Bluefire handles two formats, epub and PDF. However, books in PDF encoding are “hard formatted”, that is, the reader displays them with the pagination as it is in the original and cannot reformat it to fit the screen. This means that you either cannot read it because the font is microscopic or you zoom in and then have to keep scrolling right and left, up and down, to read the pages. By far the best solution is to use an application such as Calibre to reformat the book to epub. The reader can then handle it in the most convenient manner.
Copyright © 2012 SilverTiger, http://tigergrowl.wordpress.com, All rights reserved.









Ah, the joys of digital reading. I am currently emmeshed (as in “wrestling a large, recalcitrant octopus”) in converting MS Word files saved in PDF format into mobi format via the above-mentioned Calibre program. I’ve had good success, but the fly in the ointment is the covers. It looks like I am going to have to render them in jpeg format as separate files to get them to come out right.
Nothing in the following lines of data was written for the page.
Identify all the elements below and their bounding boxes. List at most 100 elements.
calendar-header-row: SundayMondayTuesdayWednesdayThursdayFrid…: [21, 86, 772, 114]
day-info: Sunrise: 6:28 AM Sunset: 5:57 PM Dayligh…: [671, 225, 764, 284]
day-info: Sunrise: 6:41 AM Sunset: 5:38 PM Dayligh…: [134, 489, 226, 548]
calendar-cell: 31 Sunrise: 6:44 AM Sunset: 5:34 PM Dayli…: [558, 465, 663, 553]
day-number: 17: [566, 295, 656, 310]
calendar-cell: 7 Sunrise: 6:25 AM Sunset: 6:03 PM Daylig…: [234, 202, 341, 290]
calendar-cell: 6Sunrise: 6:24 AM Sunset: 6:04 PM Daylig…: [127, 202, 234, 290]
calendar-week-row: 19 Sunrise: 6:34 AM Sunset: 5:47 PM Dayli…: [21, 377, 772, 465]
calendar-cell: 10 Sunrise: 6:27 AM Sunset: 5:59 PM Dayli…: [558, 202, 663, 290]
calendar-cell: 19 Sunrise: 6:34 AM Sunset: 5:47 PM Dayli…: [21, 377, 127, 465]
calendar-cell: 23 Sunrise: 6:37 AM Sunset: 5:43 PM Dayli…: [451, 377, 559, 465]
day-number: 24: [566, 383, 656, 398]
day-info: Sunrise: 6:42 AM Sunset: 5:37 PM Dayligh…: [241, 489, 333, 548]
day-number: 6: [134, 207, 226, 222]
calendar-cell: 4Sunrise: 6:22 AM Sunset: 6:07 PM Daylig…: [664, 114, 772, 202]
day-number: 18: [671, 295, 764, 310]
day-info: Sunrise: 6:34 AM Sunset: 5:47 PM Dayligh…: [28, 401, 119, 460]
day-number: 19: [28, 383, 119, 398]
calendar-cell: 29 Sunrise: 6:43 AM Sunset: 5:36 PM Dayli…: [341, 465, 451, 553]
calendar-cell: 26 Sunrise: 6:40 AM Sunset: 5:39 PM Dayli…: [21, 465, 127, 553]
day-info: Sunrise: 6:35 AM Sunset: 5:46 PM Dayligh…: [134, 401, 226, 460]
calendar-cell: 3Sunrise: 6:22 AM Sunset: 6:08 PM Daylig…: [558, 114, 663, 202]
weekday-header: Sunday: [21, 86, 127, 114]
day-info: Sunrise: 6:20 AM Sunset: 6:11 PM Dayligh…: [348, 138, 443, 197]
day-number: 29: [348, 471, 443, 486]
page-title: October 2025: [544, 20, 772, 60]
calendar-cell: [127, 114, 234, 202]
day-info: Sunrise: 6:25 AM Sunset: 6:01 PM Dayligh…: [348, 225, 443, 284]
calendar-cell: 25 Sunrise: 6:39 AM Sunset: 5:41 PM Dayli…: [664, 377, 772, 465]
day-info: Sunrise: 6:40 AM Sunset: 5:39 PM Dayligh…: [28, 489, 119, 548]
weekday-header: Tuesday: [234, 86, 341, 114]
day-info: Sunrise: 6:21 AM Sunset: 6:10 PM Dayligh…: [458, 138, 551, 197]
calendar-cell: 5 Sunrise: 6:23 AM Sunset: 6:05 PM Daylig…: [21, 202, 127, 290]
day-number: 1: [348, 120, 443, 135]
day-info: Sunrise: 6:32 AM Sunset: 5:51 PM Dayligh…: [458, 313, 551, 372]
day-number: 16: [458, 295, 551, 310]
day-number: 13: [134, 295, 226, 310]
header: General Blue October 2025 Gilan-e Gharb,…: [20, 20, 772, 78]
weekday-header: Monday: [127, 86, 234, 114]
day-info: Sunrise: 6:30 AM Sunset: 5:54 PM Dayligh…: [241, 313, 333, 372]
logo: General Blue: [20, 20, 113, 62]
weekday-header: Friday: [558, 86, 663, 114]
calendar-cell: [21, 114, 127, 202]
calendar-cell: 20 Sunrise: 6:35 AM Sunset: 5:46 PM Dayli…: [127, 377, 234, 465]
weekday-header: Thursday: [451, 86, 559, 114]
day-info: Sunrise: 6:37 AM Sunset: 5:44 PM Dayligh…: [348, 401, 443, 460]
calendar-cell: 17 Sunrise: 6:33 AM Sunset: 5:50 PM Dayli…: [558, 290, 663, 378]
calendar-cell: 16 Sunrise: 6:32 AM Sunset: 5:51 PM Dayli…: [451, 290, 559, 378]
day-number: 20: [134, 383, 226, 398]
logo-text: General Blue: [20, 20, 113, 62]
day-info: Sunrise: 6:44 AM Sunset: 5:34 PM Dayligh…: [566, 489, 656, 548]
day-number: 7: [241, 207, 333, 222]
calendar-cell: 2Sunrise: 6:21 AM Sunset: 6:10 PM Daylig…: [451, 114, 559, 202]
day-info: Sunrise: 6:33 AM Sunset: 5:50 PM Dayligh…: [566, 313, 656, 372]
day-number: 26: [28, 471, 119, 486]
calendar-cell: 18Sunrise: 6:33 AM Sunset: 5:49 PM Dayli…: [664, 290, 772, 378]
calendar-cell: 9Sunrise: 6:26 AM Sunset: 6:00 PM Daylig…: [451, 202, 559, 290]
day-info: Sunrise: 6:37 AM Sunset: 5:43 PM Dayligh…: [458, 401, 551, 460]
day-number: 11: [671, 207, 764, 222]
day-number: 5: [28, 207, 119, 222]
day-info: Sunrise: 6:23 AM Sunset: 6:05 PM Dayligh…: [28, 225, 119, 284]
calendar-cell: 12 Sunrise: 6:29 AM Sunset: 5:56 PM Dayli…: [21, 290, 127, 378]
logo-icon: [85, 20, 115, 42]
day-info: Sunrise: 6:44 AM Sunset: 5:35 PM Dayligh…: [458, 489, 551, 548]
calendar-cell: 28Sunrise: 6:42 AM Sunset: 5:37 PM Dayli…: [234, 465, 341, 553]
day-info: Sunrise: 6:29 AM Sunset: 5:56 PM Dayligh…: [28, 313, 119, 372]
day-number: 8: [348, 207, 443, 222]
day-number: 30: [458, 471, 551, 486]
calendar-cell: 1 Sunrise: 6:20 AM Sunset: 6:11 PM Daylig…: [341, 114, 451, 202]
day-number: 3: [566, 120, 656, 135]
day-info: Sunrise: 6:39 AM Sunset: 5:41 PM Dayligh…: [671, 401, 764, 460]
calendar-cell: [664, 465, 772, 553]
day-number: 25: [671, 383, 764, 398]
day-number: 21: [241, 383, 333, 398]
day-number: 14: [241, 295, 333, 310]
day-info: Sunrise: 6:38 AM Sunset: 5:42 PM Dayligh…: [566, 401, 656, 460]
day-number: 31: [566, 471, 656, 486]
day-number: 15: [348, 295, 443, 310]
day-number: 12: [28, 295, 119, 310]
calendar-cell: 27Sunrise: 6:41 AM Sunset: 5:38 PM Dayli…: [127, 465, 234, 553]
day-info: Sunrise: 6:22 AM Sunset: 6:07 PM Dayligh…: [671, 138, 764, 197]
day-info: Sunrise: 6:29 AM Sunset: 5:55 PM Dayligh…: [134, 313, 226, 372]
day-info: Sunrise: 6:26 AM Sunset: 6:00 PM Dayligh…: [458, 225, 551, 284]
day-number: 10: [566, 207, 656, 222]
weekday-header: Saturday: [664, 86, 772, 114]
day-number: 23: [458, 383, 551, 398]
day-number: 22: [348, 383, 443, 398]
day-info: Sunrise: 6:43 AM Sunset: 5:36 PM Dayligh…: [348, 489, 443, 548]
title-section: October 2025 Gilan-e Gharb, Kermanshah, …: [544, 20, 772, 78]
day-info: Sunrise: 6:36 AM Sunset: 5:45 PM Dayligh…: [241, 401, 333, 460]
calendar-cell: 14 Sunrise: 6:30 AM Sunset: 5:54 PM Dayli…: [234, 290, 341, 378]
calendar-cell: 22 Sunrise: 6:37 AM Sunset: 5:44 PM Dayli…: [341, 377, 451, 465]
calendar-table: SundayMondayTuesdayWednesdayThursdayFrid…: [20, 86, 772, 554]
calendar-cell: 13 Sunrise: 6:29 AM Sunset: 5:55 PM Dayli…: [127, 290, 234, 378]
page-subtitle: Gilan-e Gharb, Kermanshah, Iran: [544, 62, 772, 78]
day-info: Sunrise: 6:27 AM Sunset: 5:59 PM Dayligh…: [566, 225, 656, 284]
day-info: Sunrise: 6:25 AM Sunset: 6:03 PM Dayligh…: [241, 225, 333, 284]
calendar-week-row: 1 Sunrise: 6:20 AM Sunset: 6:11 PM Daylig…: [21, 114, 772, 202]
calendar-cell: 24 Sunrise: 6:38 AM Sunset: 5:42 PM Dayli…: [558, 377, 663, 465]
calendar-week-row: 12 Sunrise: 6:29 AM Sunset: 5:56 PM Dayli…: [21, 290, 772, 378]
I also haven’t quite sussed how to get page breaks where I want them, either.
Books downloaded from Project Gutenberg and other sites often don’t even have a cover. I can’t say it’s something the bothers me. The content of the book is what counts.
I was disappointed to find that the book I downloaded from the library – a proper published book – contains the same sort of scanner errors that I am used to finding in books from Gutenberg. I think that is bad and that publishers should at least proof read their books.
Nowadays authors have to use some kind of computer software to render their manuscripts into a digital format as that is the form the publishers require now for their computerized typesetting and printing machinery. As these are usually thoroughly proofread before the author submits the manuscript, the ebooks that are made from these digital files have few if any errata, and these typically arise when the digital file is converted from one format to another to accommodate the various readers. The main problem with Gutenberg scans in particular and printed book to digital book conversions in general is the pattern recognition software that converts the scanned images to text that can be digitally manipulated (“word processed”) can “misread” the scan and corrupt the text. It would be very time consuming to proofread the digital “galley” text against the printed text and someone would have to be very dedicated or have a great deal of time on their hands to do this for free. Alternately, readers can and do submit corrections, but then someone has to go into the digital text and make them. I consider the errata a minor annoyance when compared to the price of the books — which, in the case of Gutenberg, is free.
I was not criticizing Gutenberg whose books are digitized by volunteers and whose system runs on a donation footing. I am criticizing publishers who charge money for books and who leave errors in them. I consider that unacceptable. I am not impressed by statements that these books are cheap, because prices are determined by market forces, not by how careless the publisher is.
The errors I have spotted are not mis-spellings by the author or typist. A word like “tlie” (for “the”) is clearly a mis-reading by the scanner. So it seems that the book is digitized by scanning the printed book and not checked. That reveals a level of carelessness and lack of interest in producing a decent product.
Another thing that annoys me is that publishers sell out of copyright books (and apply DRM protection to them) that are available free from Gutenberg (without any such protection). I consider this to be sharp practice. People presumably buy these books because they are ignorant that they exist on Gutenberg. Therefore, publishers are capitalizing on people’s ignorance.